In this. i study the MTD and RP2D, safety, PK, and preliminary activity of single-agent ribociclib were investigated in patients with neuroblastoma.

Citation:
Geoerger B, Bourdeaut F, DuBois SG, Fischer M, Geller JI, Gottardo NG, et al. A Phase I Study of the CDK4/6 Inhibitor Ribociclib (LEE011) in Pediatric Patients with Malignant Rhabdoid Tumors, Neuroblastoma, and Other Solid Tumors. Clinical cancer research : an official journal of the American Association for Cancer Research. 2017;23(10):2433-41.

Keywords: 

Abstract:
Purpose: The cyclin-dependent kinase (CDK) 4/6 inhibitor, ribociclib (LEE011), displayed preclinical activity in neuroblastoma and malignant rhabdoid tumor (MRT) models. In this phase I study, the maximum tolerated dose (MTD) and recommended phase II dose (RP2D), safety, pharmacokinetics (PK), and preliminary activity of single-agent ribociclib were investigated in pediatric patients with neuroblastoma, MRT, or other cyclin D-CDK4/6-INK4-retinoblastoma pathway-altered tumors.Experimental Design: Patients (aged 1-21 years) received escalating once-daily oral doses of ribociclib (3-weeks-on/1-week-off). Dose escalation was guided by a Bayesian logistic regression model with overdose control and real-time PK.Results: Thirty-two patients (median age, 5.5 years) received ribociclib 280, 350, or 470 mg/m(2) Three patients had dose-limiting toxicities of grade 3 fatigue (280 mg/m(2); n = 1) or grade 4 thrombocytopenia (470 mg/m(2); n = 2).
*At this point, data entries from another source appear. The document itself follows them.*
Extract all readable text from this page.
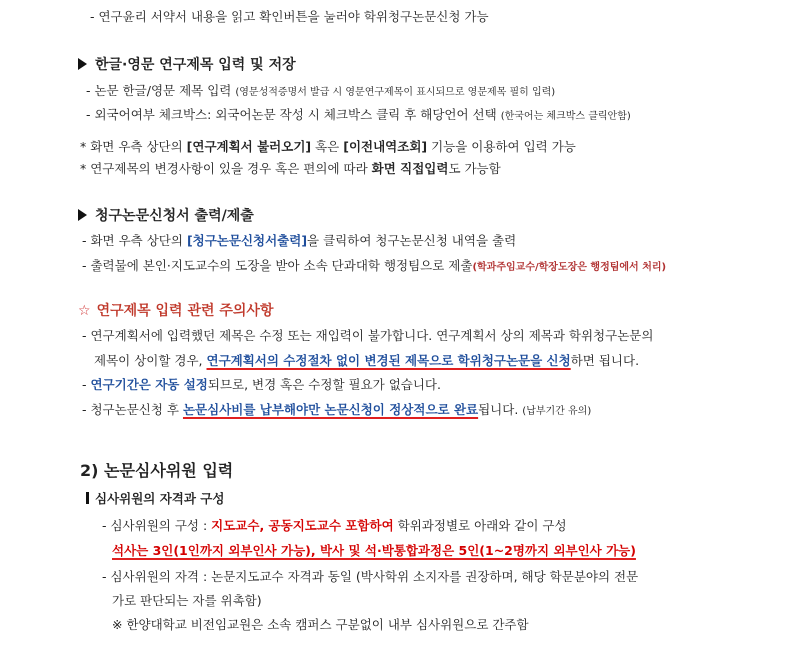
- 연구윤리 서약서 내용을 읽고 확인버튼을 눌러야 학위청구논문신청 가능
한글·영문 연구제목 입력 및 저장
- 논문 한글/영문 제목 입력 (영문성적증명서 발급 시 영문연구제목이 표시되므로 영문제목 필히 입력)
- 외국어여부 체크박스: 외국어논문 작성 시 체크박스 클릭 후 해당언어 선택 (한국어는 체크박스 클릭안함)
* 화면 우측 상단의 [연구계획서 불러오기] 혹은 [이전내역조회] 기능을 이용하여 입력 가능
* 연구제목의 변경사항이 있을 경우 혹은 편의에 따라 화면 직접입력도 가능함
청구논문신청서 출력/제출
- 화면 우측 상단의 [청구논문신청서출력]을 클릭하여 청구논문신청 내역을 출력
- 출력물에 본인·지도교수의 도장을 받아 소속 단과대학 행정팀으로 제출(학과주임교수/학장도장은 행정팀에서 처리)
☆ 연구제목 입력 관련 주의사항
- 연구계획서에 입력했던 제목은 수정 또는 재입력이 불가합니다. 연구계획서 상의 제목과 학위청구논문의
제목이 상이할 경우, 연구계획서의 수정절차 없이 변경된 제목으로 학위청구논문을 신청하면 됩니다.
- 연구기간은 자동 설정되므로, 변경 혹은 수정할 필요가 없습니다.
- 청구논문신청 후 논문심사비를 납부해야만 논문신청이 정상적으로 완료됩니다. (납부기간 유의)
2) 논문심사위원 입력
심사위원의 자격과 구성
- 심사위원의 구성 : 지도교수, 공동지도교수 포함하여 학위과정별로 아래와 같이 구성
석사는 3인(1인까지 외부인사 가능), 박사 및 석·박통합과정은 5인(1~2명까지 외부인사 가능)
- 심사위원의 자격 : 논문지도교수 자격과 동일 (박사학위 소지자를 권장하며, 해당 학문분야의 전문
가로 판단되는 자를 위촉함)
※ 한양대학교 비전임교원은 소속 캠퍼스 구분없이 내부 심사위원으로 간주함
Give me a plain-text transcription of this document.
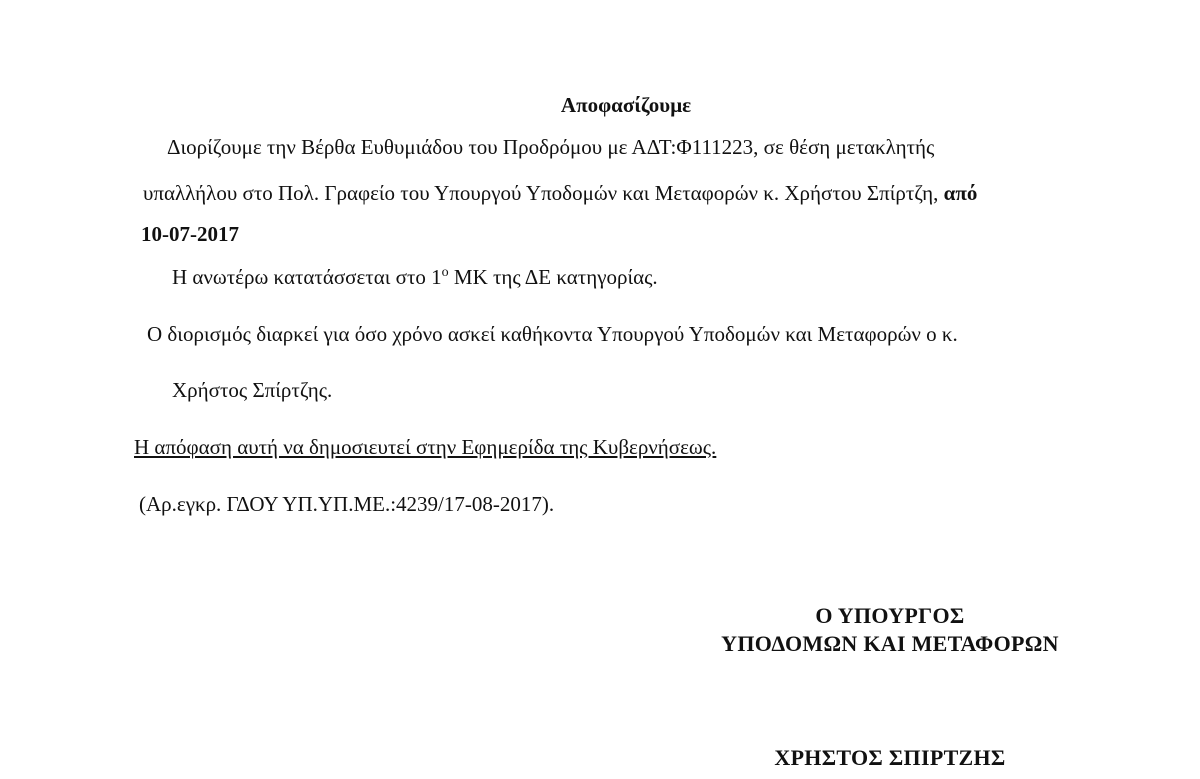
Αποφασίζουμε
Διορίζουμε την Βέρθα Ευθυμιάδου του Προδρόμου με ΑΔΤ:Φ111223, σε θέση μετακλητής
υπαλλήλου στο Πολ. Γραφείο του Υπουργού Υποδομών και Μεταφορών κ. Χρήστου Σπίρτζη, από
10-07-2017
Η ανωτέρω κατατάσσεται στο $1^o$ ΜΚ της ΔΕ κατηγορίας.
Ο διορισμός διαρκεί για όσο χρόνο ασκεί καθήκοντα Υπουργού Υποδομών και Μεταφορών ο κ.
Χρήστος Σπίρτζης.
Η απόφαση αυτή να δημοσιευτεί στην Εφημερίδα της Κυβερνήσεως.
(Αρ.εγκρ. ΓΔΟΥ ΥΠ.ΥΠ.ΜΕ.:4239/17-08-2017).
Ο ΥΠΟΥΡΓΟΣ
ΥΠΟΔΟΜΩΝ ΚΑΙ ΜΕΤΑΦΟΡΩΝ
ΧΡΗΣΤΟΣ ΣΠΙΡΤΖΗΣ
Most common treatment-related adverse events (AE) were hematologic: neutropenia (72% all-grade/63% grade 3/4), leukopenia (63%/38%), anemia (44%/3%), thrombocytopenia (44%/28%), and lymphopenia (38%/19%), followed by vomiting (38%/0%), fatigue (25%/3%), nausea (25%/0%), and QTc prolongation (22%/0%). Ribociclib exposure was dose-dependent at 350 and 470 mg/m(2) [equivalent to 600 (RP2D)-900 mg in adults], with high interpatient variability. Best overall response was stable disease (SD) in nine patients (seven with neuroblastoma, two with primary CNS MRT); five patients achieved SD for more than 6, 6, 8, 12, and 13 cycles, respectively.Conclusions: Ribociclib demonstrated acceptable safety and PK in pediatric patients. MTD (470 mg/m(2)) and RP2D (350 mg/m(2)) were equivalent to those in adults. Observations of prolonged SD support further investigation of ribociclib combined with other agents in neuroblastoma and MRT. Clin Cancer Res; 23(10); 2433-41. (c)2017 AACR.